Elon Musk od kilku miesięcy publicznie krytykuje system ocen, któremu poddawane są duże przedsiębiorstwa. Chodzi o wywodzący się z Unii Europejskiej standard ESG (Environment, Social, Governance). Celem raportów ESG jest pokazywanie światu i inwestorom, do jakiego stopnia firma rozwija się w zrównoważony sposób. Wskaźniki pozwalają oceniać wpływ działalności firm na środowisko i społeczeństwo.

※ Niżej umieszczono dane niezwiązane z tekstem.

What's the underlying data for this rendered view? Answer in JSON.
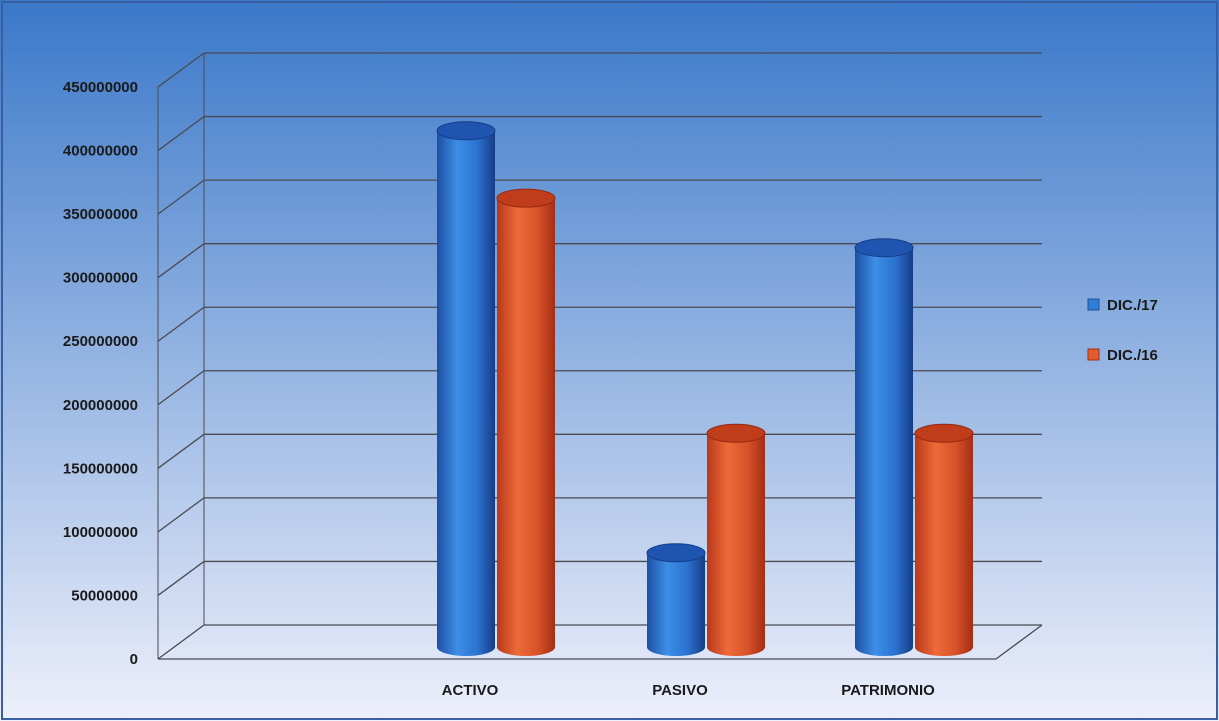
{
  "chart_data": {
    "type": "bar",
    "style": "3d-cylinder",
    "categories": [
      "ACTIVO",
      "PASIVO",
      "PATRIMONIO"
    ],
    "series": [
      {
        "name": "DIC./17",
        "values": [
          425000000,
          93000000,
          333000000
        ],
        "color": "#2f7fd8"
      },
      {
        "name": "DIC./16",
        "values": [
          372000000,
          187000000,
          187000000
        ],
        "color": "#e25b2c"
      }
    ],
    "yticks": [
      "0",
      "50000000",
      "100000000",
      "150000000",
      "200000000",
      "250000000",
      "300000000",
      "350000000",
      "400000000",
      "450000000"
    ],
    "ylim": [
      0,
      450000000
    ],
    "grid": true,
    "legend_position": "right",
    "title": "",
    "xlabel": "",
    "ylabel": ""
  },
  "colors": {
    "background_top": "#3a78c9",
    "background_bottom": "#eef0fb",
    "gridline": "#4a4a52",
    "frame": "#3a5fa0"
  }
}
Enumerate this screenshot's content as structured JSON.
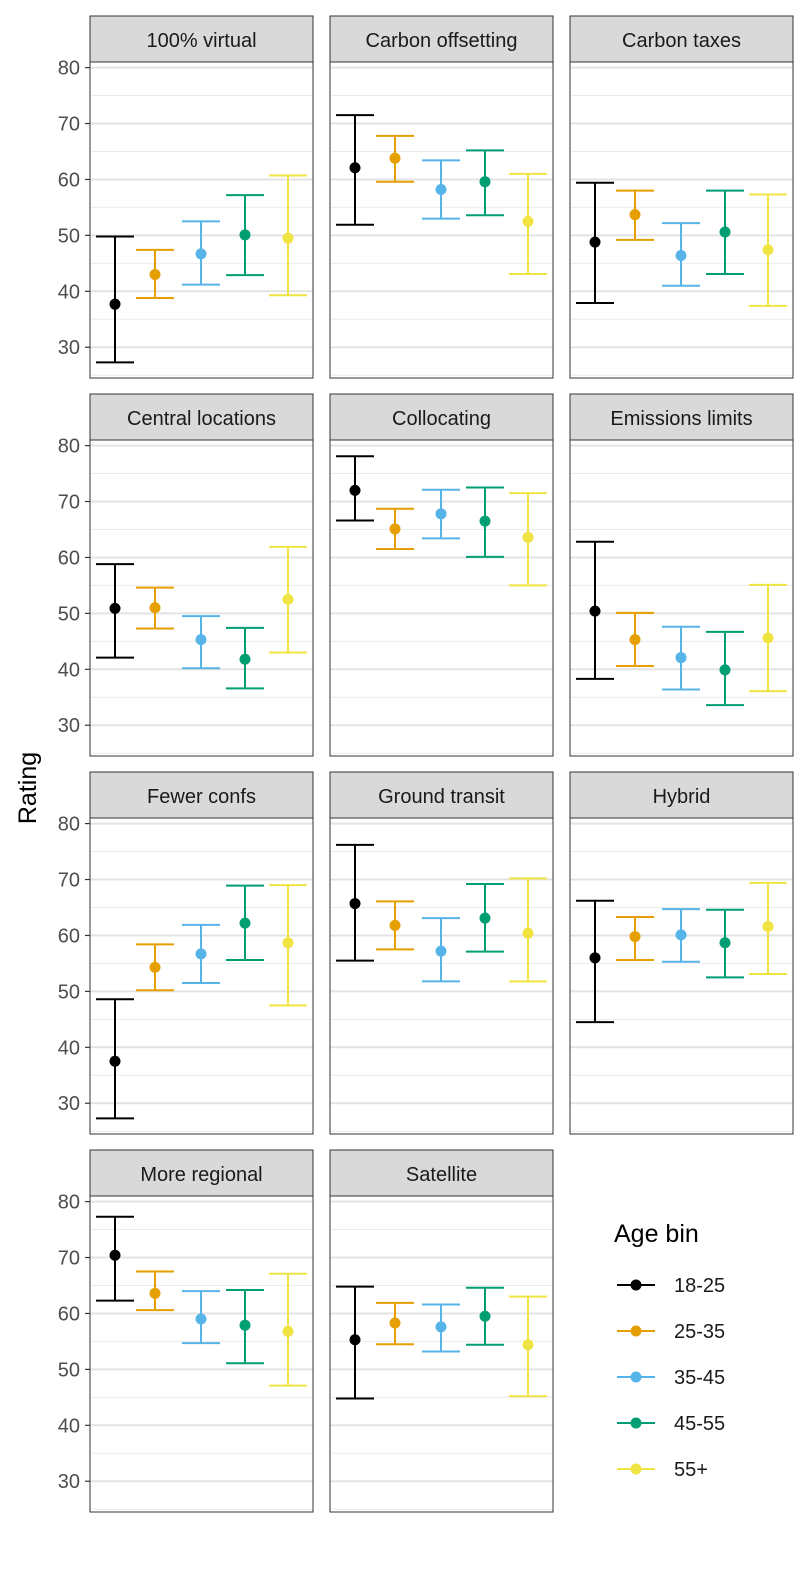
{
  "chart_data": {
    "type": "errorbar-facet",
    "ylabel": "Rating",
    "xlabel": "",
    "ylim": [
      24.5,
      81
    ],
    "yticks": [
      30,
      40,
      50,
      60,
      70,
      80
    ],
    "grid": true,
    "legend": {
      "title": "Age bin",
      "position": "bottom-right",
      "entries": [
        "18-25",
        "25-35",
        "35-45",
        "45-55",
        "55+"
      ]
    },
    "series_colors": [
      "#000000",
      "#E69F00",
      "#56B4E9",
      "#009E73",
      "#F0E442"
    ],
    "panels": [
      {
        "title": "100% virtual",
        "series": [
          {
            "name": "18-25",
            "mean": 37.7,
            "lo": 27.3,
            "hi": 49.8
          },
          {
            "name": "25-35",
            "mean": 43.0,
            "lo": 38.8,
            "hi": 47.4
          },
          {
            "name": "35-45",
            "mean": 46.7,
            "lo": 41.2,
            "hi": 52.5
          },
          {
            "name": "45-55",
            "mean": 50.1,
            "lo": 42.9,
            "hi": 57.2
          },
          {
            "name": "55+",
            "mean": 49.5,
            "lo": 39.3,
            "hi": 60.7
          }
        ]
      },
      {
        "title": "Carbon offsetting",
        "series": [
          {
            "name": "18-25",
            "mean": 62.1,
            "lo": 51.9,
            "hi": 71.5
          },
          {
            "name": "25-35",
            "mean": 63.8,
            "lo": 59.6,
            "hi": 67.8
          },
          {
            "name": "35-45",
            "mean": 58.2,
            "lo": 53.0,
            "hi": 63.4
          },
          {
            "name": "45-55",
            "mean": 59.6,
            "lo": 53.6,
            "hi": 65.2
          },
          {
            "name": "55+",
            "mean": 52.5,
            "lo": 43.1,
            "hi": 61.0
          }
        ]
      },
      {
        "title": "Carbon taxes",
        "series": [
          {
            "name": "18-25",
            "mean": 48.8,
            "lo": 37.9,
            "hi": 59.4
          },
          {
            "name": "25-35",
            "mean": 53.7,
            "lo": 49.2,
            "hi": 58.0
          },
          {
            "name": "35-45",
            "mean": 46.4,
            "lo": 41.0,
            "hi": 52.2
          },
          {
            "name": "45-55",
            "mean": 50.6,
            "lo": 43.1,
            "hi": 58.0
          },
          {
            "name": "55+",
            "mean": 47.4,
            "lo": 37.4,
            "hi": 57.3
          }
        ]
      },
      {
        "title": "Central locations",
        "series": [
          {
            "name": "18-25",
            "mean": 50.9,
            "lo": 42.1,
            "hi": 58.8
          },
          {
            "name": "25-35",
            "mean": 51.0,
            "lo": 47.3,
            "hi": 54.6
          },
          {
            "name": "35-45",
            "mean": 45.3,
            "lo": 40.2,
            "hi": 49.5
          },
          {
            "name": "45-55",
            "mean": 41.8,
            "lo": 36.6,
            "hi": 47.4
          },
          {
            "name": "55+",
            "mean": 52.5,
            "lo": 43.0,
            "hi": 61.9
          }
        ]
      },
      {
        "title": "Collocating",
        "series": [
          {
            "name": "18-25",
            "mean": 72.0,
            "lo": 66.6,
            "hi": 78.1
          },
          {
            "name": "25-35",
            "mean": 65.1,
            "lo": 61.5,
            "hi": 68.7
          },
          {
            "name": "35-45",
            "mean": 67.8,
            "lo": 63.4,
            "hi": 72.1
          },
          {
            "name": "45-55",
            "mean": 66.5,
            "lo": 60.1,
            "hi": 72.5
          },
          {
            "name": "55+",
            "mean": 63.6,
            "lo": 55.0,
            "hi": 71.5
          }
        ]
      },
      {
        "title": "Emissions limits",
        "series": [
          {
            "name": "18-25",
            "mean": 50.4,
            "lo": 38.3,
            "hi": 62.8
          },
          {
            "name": "25-35",
            "mean": 45.3,
            "lo": 40.6,
            "hi": 50.1
          },
          {
            "name": "35-45",
            "mean": 42.1,
            "lo": 36.4,
            "hi": 47.6
          },
          {
            "name": "45-55",
            "mean": 39.9,
            "lo": 33.6,
            "hi": 46.7
          },
          {
            "name": "55+",
            "mean": 45.6,
            "lo": 36.1,
            "hi": 55.1
          }
        ]
      },
      {
        "title": "Fewer confs",
        "series": [
          {
            "name": "18-25",
            "mean": 37.5,
            "lo": 27.3,
            "hi": 48.6
          },
          {
            "name": "25-35",
            "mean": 54.3,
            "lo": 50.2,
            "hi": 58.4
          },
          {
            "name": "35-45",
            "mean": 56.7,
            "lo": 51.5,
            "hi": 61.9
          },
          {
            "name": "45-55",
            "mean": 62.2,
            "lo": 55.6,
            "hi": 68.9
          },
          {
            "name": "55+",
            "mean": 58.7,
            "lo": 47.5,
            "hi": 69.0
          }
        ]
      },
      {
        "title": "Ground transit",
        "series": [
          {
            "name": "18-25",
            "mean": 65.7,
            "lo": 55.5,
            "hi": 76.2
          },
          {
            "name": "25-35",
            "mean": 61.8,
            "lo": 57.5,
            "hi": 66.1
          },
          {
            "name": "35-45",
            "mean": 57.2,
            "lo": 51.8,
            "hi": 63.1
          },
          {
            "name": "45-55",
            "mean": 63.1,
            "lo": 57.1,
            "hi": 69.2
          },
          {
            "name": "55+",
            "mean": 60.4,
            "lo": 51.8,
            "hi": 70.2
          }
        ]
      },
      {
        "title": "Hybrid",
        "series": [
          {
            "name": "18-25",
            "mean": 56.0,
            "lo": 44.5,
            "hi": 66.2
          },
          {
            "name": "25-35",
            "mean": 59.8,
            "lo": 55.6,
            "hi": 63.3
          },
          {
            "name": "35-45",
            "mean": 60.1,
            "lo": 55.3,
            "hi": 64.7
          },
          {
            "name": "45-55",
            "mean": 58.7,
            "lo": 52.5,
            "hi": 64.6
          },
          {
            "name": "55+",
            "mean": 61.6,
            "lo": 53.1,
            "hi": 69.4
          }
        ]
      },
      {
        "title": "More regional",
        "series": [
          {
            "name": "18-25",
            "mean": 70.4,
            "lo": 62.3,
            "hi": 77.3
          },
          {
            "name": "25-35",
            "mean": 63.6,
            "lo": 60.6,
            "hi": 67.5
          },
          {
            "name": "35-45",
            "mean": 59.0,
            "lo": 54.7,
            "hi": 64.0
          },
          {
            "name": "45-55",
            "mean": 57.9,
            "lo": 51.1,
            "hi": 64.2
          },
          {
            "name": "55+",
            "mean": 56.8,
            "lo": 47.1,
            "hi": 67.1
          }
        ]
      },
      {
        "title": "Satellite",
        "series": [
          {
            "name": "18-25",
            "mean": 55.3,
            "lo": 44.8,
            "hi": 64.8
          },
          {
            "name": "25-35",
            "mean": 58.3,
            "lo": 54.5,
            "hi": 61.9
          },
          {
            "name": "35-45",
            "mean": 57.6,
            "lo": 53.2,
            "hi": 61.6
          },
          {
            "name": "45-55",
            "mean": 59.5,
            "lo": 54.4,
            "hi": 64.6
          },
          {
            "name": "55+",
            "mean": 54.4,
            "lo": 45.2,
            "hi": 63.0
          }
        ]
      }
    ]
  }
}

Na razie ocenie ESG poddawane są największe spółki giełdowe. Niebawem system będzie rozszerzany także na inne przedsiębiorstwa, również te nienotowane na giełdzie. Tesla swój raport dotyczący wpływu na środowisko za 2021 rok opublikowała 5 maja br. Umieściła w nim ciekawe postulaty.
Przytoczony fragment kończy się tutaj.